第四十三章 天照大神

須佐之男は二人の対面を楽しみにしていた。
球磨(クマ)族と囎唹(ソオ)族退治を須佐之男から命じられた日本武尊は、若干20才で見事にやりのけ、日向の西都原にやって来た。
磐余彦も大いに感心し、対面を楽しみにしていた。
須佐之男と貴巫女の前で対面した二人は意気投合し、兄、弟と呼び合う仲になり、日本武尊は、しばらく球磨(クマ)族・囎唹(ソオ)族退治の骨休みの為に西都原に滞在した。

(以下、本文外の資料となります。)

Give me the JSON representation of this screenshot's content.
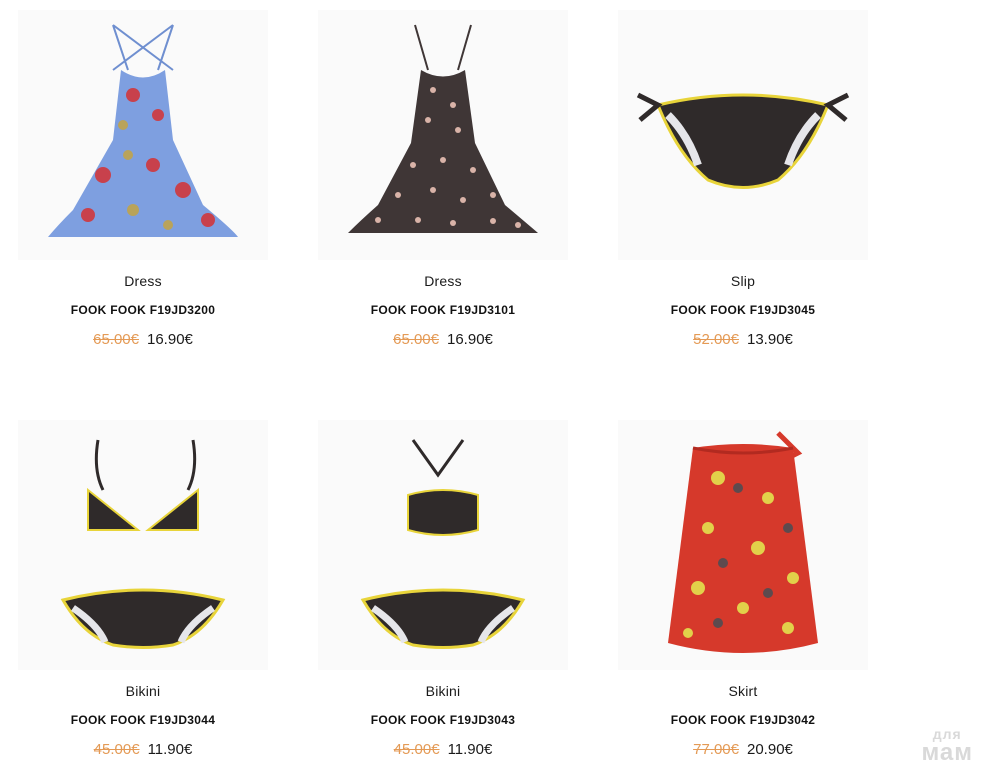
{
  "products": [
    {
      "category": "Dress",
      "title": "FOOK FOOK F19JD3200",
      "old_price": "65.00€",
      "new_price": "16.90€",
      "image_icon": "blue-floral-dress-image",
      "colors": {
        "base": "#7e9fe0",
        "accent": "#c8414c",
        "leaf": "#b9a35a"
      }
    },
    {
      "category": "Dress",
      "title": "FOOK FOOK F19JD3101",
      "old_price": "65.00€",
      "new_price": "16.90€",
      "image_icon": "brown-pattern-dress-image",
      "colors": {
        "base": "#3f3636",
        "accent": "#d9b3a8",
        "leaf": "#8c6d62"
      }
    },
    {
      "category": "Slip",
      "title": "FOOK FOOK F19JD3045",
      "old_price": "52.00€",
      "new_price": "13.90€",
      "image_icon": "bikini-bottom-image",
      "colors": {
        "base": "#2f2a2a",
        "accent": "#e8d43a",
        "leaf": "#e6e6ea"
      }
    },
    {
      "category": "Bikini",
      "title": "FOOK FOOK F19JD3044",
      "old_price": "45.00€",
      "new_price": "11.90€",
      "image_icon": "triangle-bikini-image",
      "colors": {
        "base": "#2f2a2a",
        "accent": "#e8d43a",
        "leaf": "#e6e6ea"
      }
    },
    {
      "category": "Bikini",
      "title": "FOOK FOOK F19JD3043",
      "old_price": "45.00€",
      "new_price": "11.90€",
      "image_icon": "bandeau-bikini-image",
      "colors": {
        "base": "#2f2a2a",
        "accent": "#e8d43a",
        "leaf": "#e6e6ea"
      }
    },
    {
      "category": "Skirt",
      "title": "FOOK FOOK F19JD3042",
      "old_price": "77.00€",
      "new_price": "20.90€",
      "image_icon": "red-floral-skirt-image",
      "colors": {
        "base": "#d6392b",
        "accent": "#e2d14a",
        "leaf": "#5d4a4e"
      }
    }
  ],
  "watermark": {
    "top": "для",
    "bottom": "мам"
  }
}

「大和のナムチ、日向のイワレヒコ、阿倭のヤマトタケル。この3人は必ず将来の日本の国にとって重要な人材になるであろう。そしてこの国のルーツは出雲である。この出雲を統治するのはヤマタのオロチである。ヤマタのオロチが大和、日向、阿倭を纏めあげる役割を果たさなければならない。ヤマチは重要な役割を担っているが、ヤマタのオロチの真骨頂は八人の男子が団結するところにある。初代ヤマタのオロチはズガ様という立派な頭領がいたにも拘らず、やはり強固な団結力が無かったため滅びてしまった。二代目ヤマタのオロチは頭領の器量はもうひとつだが、他の七人の兄弟がナムチの指導もあって、強固な団結力を誇っておるから、今一番落ち着いておる。日本という国は島国であるから、大和の字の通り、大いなる和を大事にしないと大陸から侵略される。ヤマタのオロチは、その模範となるのだ」
表に出なくなった貴巫女に須佐之男が言うと、貴巫女は頷きながらこう言った。
「大物主、神日本磐余彦尊、日本武尊の三人と八岐大蛇の八人。この陽の本の国で最も、縁起のいい数を三と八に致しましょう。そしてあなたの名前には、すべて八の数をいれて、この国のいたるところに八代を造り、それを社とし、後代の模範とするためにあなたを開祖として神の社と名づけましょう」
そして、貴巫女は全国に須佐之男を祀る神社を造り、真実の歴史を口頭で伝える巫女を置き、神社の由来を伝えるようにした。
貴巫女がその総代になり、神社の産みの親となった。
「わしが神社の祭神なら、そなたは神社の産みの親であり、陽の本の模範になる大いなる神として天照大神(アマテラスオオミカミ)と名づけよう」
こうして二人は、島国の統治は三人に任せ、全国に神社を造る旅に出ることにした。
姉弟であり、夫婦でもある二人は、まず勢州・渡会の神路山から流れ出る御裳濯川(みもすそかわ)にいる月読命の館を訪ねることにした。
父の伊謝那岐と喧嘩別れをして勢州・渡会の地まで来た月読は、御裳濯川を五十鈴川(いすずかわ)と名を変え、勢州の五十鈴川から、その地を五勢(いせ)とした。
「この島国の半分をやっと治めることが出来た。親父殿の李生成が教えてくれた、大陸の大国と対等に付き合っていくためには、半島の国と島国が手を組んでいくしかない。
あとは、あずまの国に住む蝦夷人を如何に治めていくか。まだまだ死ねないのう」
貴巫女に言う須佐之男の顔は、あどけない少年であった。